Monday, 05/06/2024 2:07:26 AM

Monday, May 06, 2024 2:07:26 AM

Post# of 798714
It's funny that neither the low profile WSJ Editorial, always with the "taxpayer's risk" when it's null in FnF, as it only buys obligations SPS from companies that buy mortgages with maximum 80% LTV at origination, which took 5 and 6 years for FnF to pay them down (exception to the Restriction on Capital Distributions), respectively, and as a result of fabricated losses, nor Meredith Whitney, mention that the proposal by Freddie Mac is a Personal loan at a whopping 9.5% rate, and with the collateral valued at all time high.
Double risk increase.
Likely, this was the reason why the CEO of Freddie Mac, with 30+ years of experience in mortgage finance, resigned effective March 15th, before it was unveiled.
This product has nothing to do with a mortgage, like a cash-out refinancing as a result of refinancing the entire UPB of the mortgage when interest rates are low.
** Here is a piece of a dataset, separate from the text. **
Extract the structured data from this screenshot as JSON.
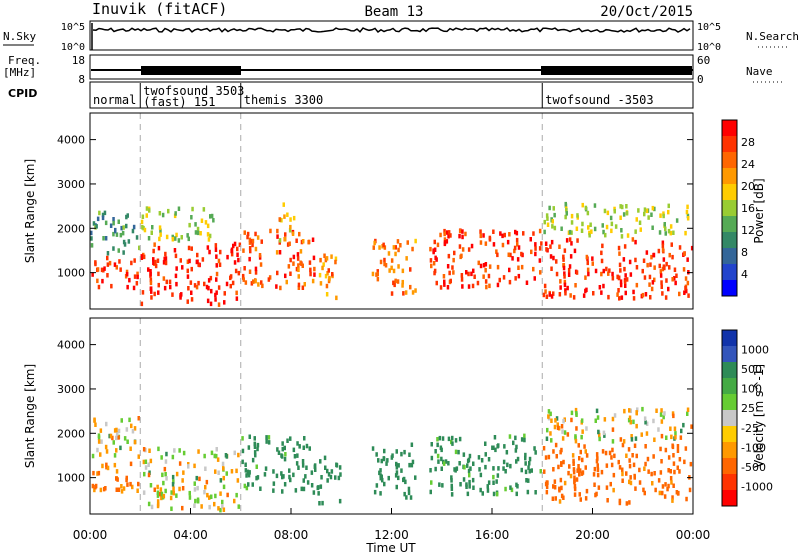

On the other hand, the shareholders proposed many years ago, that FnF could repurchase the second-lien mortgages that were a business stolen by the banks, as they used the collateral owned by FnF.
This collateral-sharing was the reason of the robo-signing case in 2009-2010, where the banks (mortgage servicers) wanted to foreclosure on fast, in order to protect their second-lien mortgages, disregarding that a first mortgage gets paid first.
It's estimated that currently, there are $2+ Trillion second-lien mortgages outstanding at low rates, with the collateral owned by FnF.
This could free up the battered balance sheets of the banks, that could start lending again or boost their sound condition, currently with hidden unrealized losses (unaccounted for in Equity, either with change in AOCI or fair value change reflected later in the Retained Earnings account).